The most important component of your night photography gear is a camera that exhibits low-noise with long exposures. The larger the sensor, the better a camera’s light-gathering ability, so a full-frame camera will generally do a better job than an APS-C model. Cameras with high ISO capabilities are also an advantage; the higher the max ISO of the camera’s sensor, the better the image quality you’ll likely get from long exposures.
Beyond the camera itself, there are a few accessories that you’ll want to bring with you to get the best results.
This one is probably obvious, since night photography requires exposures of up to 30 seconds for sharp stars and 30 minutes or more to render star trails. Any movement of the camera during exposures this long will have a noticeable effect on the image. Be sure the tripod you select can adequately support the load of your gear. Carbon fiber tripods like the Really Right Stuff TVC-34 have better vibration-dampening characteristics than aluminum models. List price: $995. Contact: Really Right Stuff, reallyrightstuff.com.

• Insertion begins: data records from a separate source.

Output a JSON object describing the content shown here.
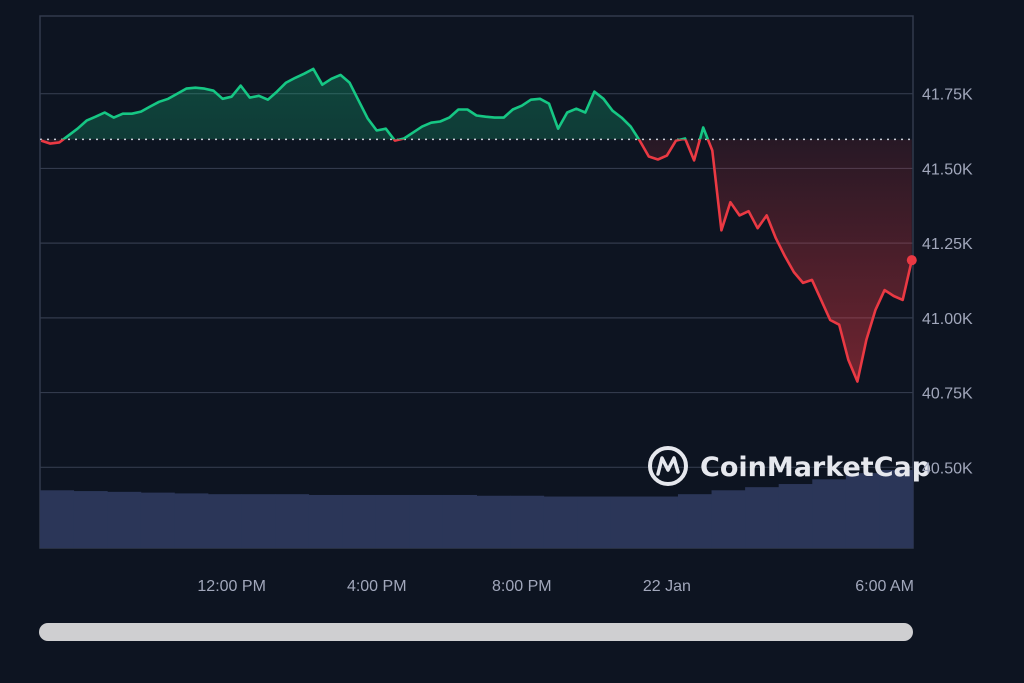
{
  "chart_data": {
    "type": "line",
    "title": "",
    "xlabel": "",
    "ylabel": "",
    "ylim": [
      40230,
      42010
    ],
    "y_ticks": [
      "41.75K",
      "41.50K",
      "41.25K",
      "41.00K",
      "40.75K",
      "40.50K"
    ],
    "y_tick_values": [
      41750,
      41500,
      41250,
      41000,
      40750,
      40500
    ],
    "x_ticks": [
      "12:00 PM",
      "4:00 PM",
      "8:00 PM",
      "22 Jan",
      "6:00 AM"
    ],
    "x_tick_times": [
      "21 Jan 12:00",
      "21 Jan 16:00",
      "21 Jan 20:00",
      "22 Jan 00:00",
      "22 Jan 06:00"
    ],
    "baseline": 41597,
    "grid": "horizontal",
    "colors": {
      "up": "#16c784",
      "down": "#ea3943",
      "volume": "#2b3658",
      "grid": "#323a4c",
      "background": "#0d1421"
    },
    "watermark": "CoinMarketCap",
    "series": [
      {
        "points": [
          [
            "21 Jan 06:45",
            41593
          ],
          [
            "21 Jan 07:00",
            41583
          ],
          [
            "21 Jan 07:15",
            41587
          ],
          [
            "21 Jan 07:30",
            41610
          ],
          [
            "21 Jan 07:45",
            41633
          ],
          [
            "21 Jan 08:00",
            41660
          ],
          [
            "21 Jan 08:15",
            41673
          ],
          [
            "21 Jan 08:30",
            41687
          ],
          [
            "21 Jan 08:45",
            41670
          ],
          [
            "21 Jan 09:00",
            41683
          ],
          [
            "21 Jan 09:15",
            41683
          ],
          [
            "21 Jan 09:30",
            41690
          ],
          [
            "21 Jan 09:45",
            41707
          ],
          [
            "21 Jan 10:00",
            41723
          ],
          [
            "21 Jan 10:15",
            41733
          ],
          [
            "21 Jan 10:30",
            41750
          ],
          [
            "21 Jan 10:45",
            41767
          ],
          [
            "21 Jan 11:00",
            41770
          ],
          [
            "21 Jan 11:15",
            41767
          ],
          [
            "21 Jan 11:30",
            41760
          ],
          [
            "21 Jan 11:45",
            41733
          ],
          [
            "21 Jan 12:00",
            41740
          ],
          [
            "21 Jan 12:15",
            41777
          ],
          [
            "21 Jan 12:30",
            41737
          ],
          [
            "21 Jan 12:45",
            41743
          ],
          [
            "21 Jan 13:00",
            41730
          ],
          [
            "21 Jan 13:15",
            41757
          ],
          [
            "21 Jan 13:30",
            41787
          ],
          [
            "21 Jan 13:45",
            41803
          ],
          [
            "21 Jan 14:00",
            41817
          ],
          [
            "21 Jan 14:15",
            41833
          ],
          [
            "21 Jan 14:30",
            41780
          ],
          [
            "21 Jan 14:45",
            41800
          ],
          [
            "21 Jan 15:00",
            41813
          ],
          [
            "21 Jan 15:15",
            41787
          ],
          [
            "21 Jan 15:30",
            41727
          ],
          [
            "21 Jan 15:45",
            41667
          ],
          [
            "21 Jan 16:00",
            41627
          ],
          [
            "21 Jan 16:15",
            41633
          ],
          [
            "21 Jan 16:30",
            41593
          ],
          [
            "21 Jan 16:45",
            41600
          ],
          [
            "21 Jan 17:00",
            41620
          ],
          [
            "21 Jan 17:15",
            41640
          ],
          [
            "21 Jan 17:30",
            41653
          ],
          [
            "21 Jan 17:45",
            41657
          ],
          [
            "21 Jan 18:00",
            41670
          ],
          [
            "21 Jan 18:15",
            41697
          ],
          [
            "21 Jan 18:30",
            41697
          ],
          [
            "21 Jan 18:45",
            41677
          ],
          [
            "21 Jan 19:00",
            41673
          ],
          [
            "21 Jan 19:15",
            41670
          ],
          [
            "21 Jan 19:30",
            41670
          ],
          [
            "21 Jan 19:45",
            41697
          ],
          [
            "21 Jan 20:00",
            41710
          ],
          [
            "21 Jan 20:15",
            41730
          ],
          [
            "21 Jan 20:30",
            41733
          ],
          [
            "21 Jan 20:45",
            41717
          ],
          [
            "21 Jan 21:00",
            41633
          ],
          [
            "21 Jan 21:15",
            41687
          ],
          [
            "21 Jan 21:30",
            41700
          ],
          [
            "21 Jan 21:45",
            41687
          ],
          [
            "21 Jan 22:00",
            41757
          ],
          [
            "21 Jan 22:15",
            41733
          ],
          [
            "21 Jan 22:30",
            41693
          ],
          [
            "21 Jan 22:45",
            41670
          ],
          [
            "21 Jan 23:00",
            41640
          ],
          [
            "21 Jan 23:15",
            41593
          ],
          [
            "21 Jan 23:30",
            41540
          ],
          [
            "21 Jan 23:45",
            41530
          ],
          [
            "22 Jan 00:00",
            41543
          ],
          [
            "22 Jan 00:15",
            41593
          ],
          [
            "22 Jan 00:30",
            41600
          ],
          [
            "22 Jan 00:45",
            41527
          ],
          [
            "22 Jan 01:00",
            41637
          ],
          [
            "22 Jan 01:15",
            41560
          ],
          [
            "22 Jan 01:30",
            41293
          ],
          [
            "22 Jan 01:45",
            41387
          ],
          [
            "22 Jan 02:00",
            41343
          ],
          [
            "22 Jan 02:15",
            41357
          ],
          [
            "22 Jan 02:30",
            41300
          ],
          [
            "22 Jan 02:45",
            41343
          ],
          [
            "22 Jan 03:00",
            41267
          ],
          [
            "22 Jan 03:15",
            41207
          ],
          [
            "22 Jan 03:30",
            41153
          ],
          [
            "22 Jan 03:45",
            41117
          ],
          [
            "22 Jan 04:00",
            41127
          ],
          [
            "22 Jan 04:15",
            41060
          ],
          [
            "22 Jan 04:30",
            40993
          ],
          [
            "22 Jan 04:45",
            40977
          ],
          [
            "22 Jan 05:00",
            40860
          ],
          [
            "22 Jan 05:15",
            40787
          ],
          [
            "22 Jan 05:30",
            40927
          ],
          [
            "22 Jan 05:45",
            41027
          ],
          [
            "22 Jan 06:00",
            41093
          ],
          [
            "22 Jan 06:15",
            41073
          ],
          [
            "22 Jan 06:30",
            41060
          ],
          [
            "22 Jan 06:45",
            41193
          ]
        ]
      }
    ],
    "volume_relative": [
      0.74,
      0.73,
      0.72,
      0.71,
      0.7,
      0.69,
      0.69,
      0.69,
      0.68,
      0.68,
      0.68,
      0.68,
      0.68,
      0.67,
      0.67,
      0.66,
      0.66,
      0.66,
      0.66,
      0.69,
      0.74,
      0.78,
      0.82,
      0.88,
      0.96,
      1.0
    ]
  }
}
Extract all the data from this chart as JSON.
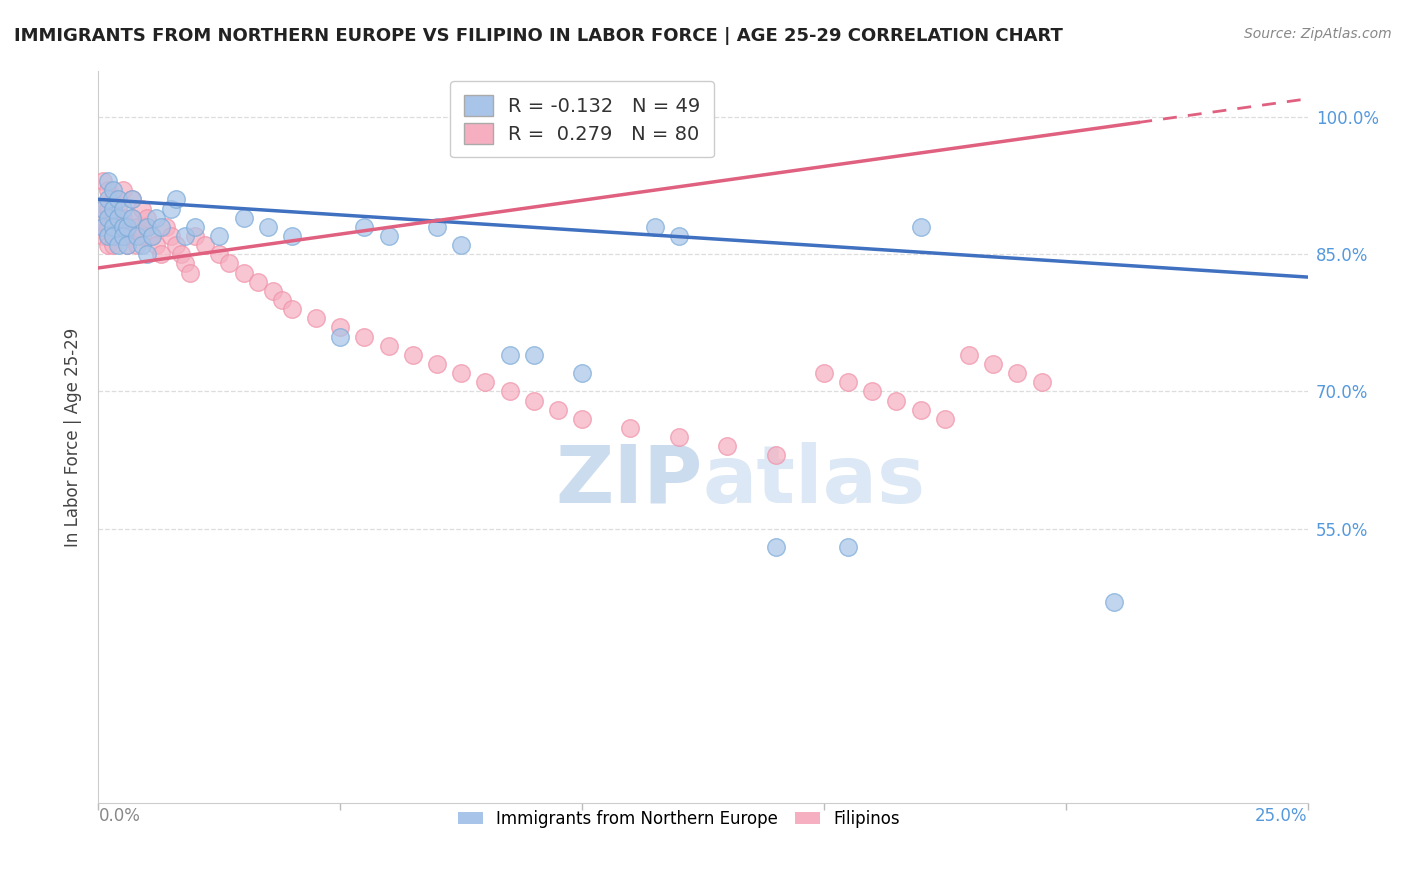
{
  "title": "IMMIGRANTS FROM NORTHERN EUROPE VS FILIPINO IN LABOR FORCE | AGE 25-29 CORRELATION CHART",
  "source": "Source: ZipAtlas.com",
  "ylabel": "In Labor Force | Age 25-29",
  "xlim": [
    0.0,
    0.25
  ],
  "ylim": [
    0.25,
    1.05
  ],
  "ytick_vals": [
    0.55,
    0.7,
    0.85,
    1.0
  ],
  "ytick_labels": [
    "55.0%",
    "70.0%",
    "85.0%",
    "100.0%"
  ],
  "blue_color": "#a8c4e8",
  "pink_color": "#f5afc0",
  "blue_edge_color": "#7aaad8",
  "pink_edge_color": "#f090a8",
  "blue_line_color": "#4070c0",
  "pink_line_color": "#e06080",
  "watermark_color": "#ccdcef",
  "legend_blue_label": "R = -0.132   N = 49",
  "legend_pink_label": "R =  0.279   N = 80",
  "legend_blue_series": "Immigrants from Northern Europe",
  "legend_pink_series": "Filipinos",
  "blue_R": -0.132,
  "blue_N": 49,
  "pink_R": 0.279,
  "pink_N": 80,
  "blue_line_x0": 0.0,
  "blue_line_y0": 0.91,
  "blue_line_x1": 0.25,
  "blue_line_y1": 0.825,
  "pink_line_x0": 0.0,
  "pink_line_y0": 0.835,
  "pink_line_x1": 0.25,
  "pink_line_y1": 1.02,
  "pink_line_solid_end": 0.215,
  "background_color": "#ffffff",
  "grid_color": "#dddddd",
  "title_color": "#222222",
  "axis_color": "#888888",
  "right_axis_color": "#5599dd",
  "blue_x": [
    0.001,
    0.001,
    0.002,
    0.002,
    0.002,
    0.002,
    0.003,
    0.003,
    0.003,
    0.003,
    0.004,
    0.004,
    0.004,
    0.005,
    0.005,
    0.005,
    0.006,
    0.006,
    0.007,
    0.007,
    0.008,
    0.009,
    0.01,
    0.01,
    0.011,
    0.012,
    0.013,
    0.015,
    0.016,
    0.018,
    0.02,
    0.025,
    0.03,
    0.035,
    0.04,
    0.05,
    0.055,
    0.06,
    0.07,
    0.075,
    0.085,
    0.09,
    0.1,
    0.115,
    0.12,
    0.14,
    0.155,
    0.17,
    0.21
  ],
  "blue_y": [
    0.88,
    0.9,
    0.87,
    0.89,
    0.91,
    0.93,
    0.88,
    0.87,
    0.9,
    0.92,
    0.86,
    0.89,
    0.91,
    0.88,
    0.87,
    0.9,
    0.86,
    0.88,
    0.89,
    0.91,
    0.87,
    0.86,
    0.88,
    0.85,
    0.87,
    0.89,
    0.88,
    0.9,
    0.91,
    0.87,
    0.88,
    0.87,
    0.89,
    0.88,
    0.87,
    0.76,
    0.88,
    0.87,
    0.88,
    0.86,
    0.74,
    0.74,
    0.72,
    0.88,
    0.87,
    0.53,
    0.53,
    0.88,
    0.47
  ],
  "pink_x": [
    0.001,
    0.001,
    0.001,
    0.001,
    0.002,
    0.002,
    0.002,
    0.002,
    0.002,
    0.002,
    0.003,
    0.003,
    0.003,
    0.003,
    0.003,
    0.003,
    0.004,
    0.004,
    0.004,
    0.004,
    0.005,
    0.005,
    0.005,
    0.005,
    0.006,
    0.006,
    0.006,
    0.007,
    0.007,
    0.007,
    0.008,
    0.008,
    0.009,
    0.009,
    0.01,
    0.01,
    0.011,
    0.012,
    0.013,
    0.014,
    0.015,
    0.016,
    0.017,
    0.018,
    0.019,
    0.02,
    0.022,
    0.025,
    0.027,
    0.03,
    0.033,
    0.036,
    0.038,
    0.04,
    0.045,
    0.05,
    0.055,
    0.06,
    0.065,
    0.07,
    0.075,
    0.08,
    0.085,
    0.09,
    0.095,
    0.1,
    0.11,
    0.12,
    0.13,
    0.14,
    0.15,
    0.155,
    0.16,
    0.165,
    0.17,
    0.175,
    0.18,
    0.185,
    0.19,
    0.195
  ],
  "pink_y": [
    0.88,
    0.9,
    0.87,
    0.93,
    0.89,
    0.88,
    0.87,
    0.86,
    0.92,
    0.9,
    0.91,
    0.88,
    0.87,
    0.9,
    0.86,
    0.89,
    0.91,
    0.88,
    0.87,
    0.9,
    0.89,
    0.88,
    0.87,
    0.92,
    0.88,
    0.87,
    0.86,
    0.91,
    0.89,
    0.87,
    0.88,
    0.86,
    0.87,
    0.9,
    0.89,
    0.88,
    0.87,
    0.86,
    0.85,
    0.88,
    0.87,
    0.86,
    0.85,
    0.84,
    0.83,
    0.87,
    0.86,
    0.85,
    0.84,
    0.83,
    0.82,
    0.81,
    0.8,
    0.79,
    0.78,
    0.77,
    0.76,
    0.75,
    0.74,
    0.73,
    0.72,
    0.71,
    0.7,
    0.69,
    0.68,
    0.67,
    0.66,
    0.65,
    0.64,
    0.63,
    0.72,
    0.71,
    0.7,
    0.69,
    0.68,
    0.67,
    0.74,
    0.73,
    0.72,
    0.71
  ]
}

Along with a tripod, a camera remote — whether a smartphone app from your camera’s maker or a optional accessory — is essential for night photography. It allows you to activate the shutter for long exposures without needing to actually touch the camera, which would cause vibration and compromise sharpness. Simple remotes are often available from your camera manufacturer, but a more sophisticated solution like the Hähnel Captur Module – Pro is a better investment, offering a variety of remote-triggering capabilities, including an intervalometer for time-lapse photography and the ability to set duration of long exposures with your camera in Bulb mode. Estimated street price: $119. Contact: Contact: Hähnel (RTS, Inc.), rtsphoto.com.
A headlamp is important safety equipment for finding your way around the landscape at night. We recommend multi-mode headlamps like the Black Diamond Storm, which provides up to 250 lumens of light from the main LEDs and also offers dimmable red and green night vision modes that, besides their intended purpose, can be used to add colorful light painting effects to your long exposures. It also has an IP67 waterproof rating for all-weather use. List price: $49. Contact: Contact: Black Diamond Equipment, blackdiamondequipment.com.
Flashlight For Light Painting
Light painting techniques are great for adding illumination to landscape elements during long exposures and can be used to highlight specific objects. Colorful lights add an extra dimension of creativity. The Gerber Recon four-color LED flashlight has modes designed for specific purposes: white for general use, red for preserving night vision, green for reading maps and blue for identifying liquids. But you can also use these for adding a splash of color in your light painting. Estimated street price: $25. Contact: Gerber, gerbergear.com.
Smartphone Star Maps
Apps that provide maps of the night sky are especially helpful for astrophotography. For example, to get perfectly circular star trails, you’ll want to center your composition on Polaris (the North Star). One of our favorite apps for mapping the stars is Sky Guide for iOS. Point your smartphone toward the heavens, and Sky Guide displays the constellations above and identifies them. It even offers encyclopedic information about the major planets and stars. You can also discover where stars will be in the future and track celestial bodies through time to pre-plan your compositions. List price: $2.99. Contact: Sky Guide (Fifth Star Labs), fifthstarlabs.com.
Most experienced night photographers will recommend you shoot without any filters, and this is generally good advice, as filters reduce the amount of light that reaches your sensor, necessitating even longer exposures. One exception, though, especially if you’re photographing in an area with light pollution, is the Hoya Red Intensifier. Also known as a didymium filter, it’s designed to boost reds and oranges of autumn colors. The wavelengths it blocks just happen to be the same as the most common types of light pollution from city lights. Estimated street price: $67. Contact: Kenko Tokina USA, kenkotokinausa.com.
Long exposures mean your camera’s sensor is working overtime, draining your batteries faster than you might expect. Being prepared with an extra battery or two is always wise, but especially so for night photography. This is not a place to cut corners — we advise that you always purchase batteries from your camera manufacturers and avoid third-party “bargains.” Your camera maker takes care to produce high-quality batteries. If something goes wrong with a third-party battery, it could damage your camera and will likely void your warranty.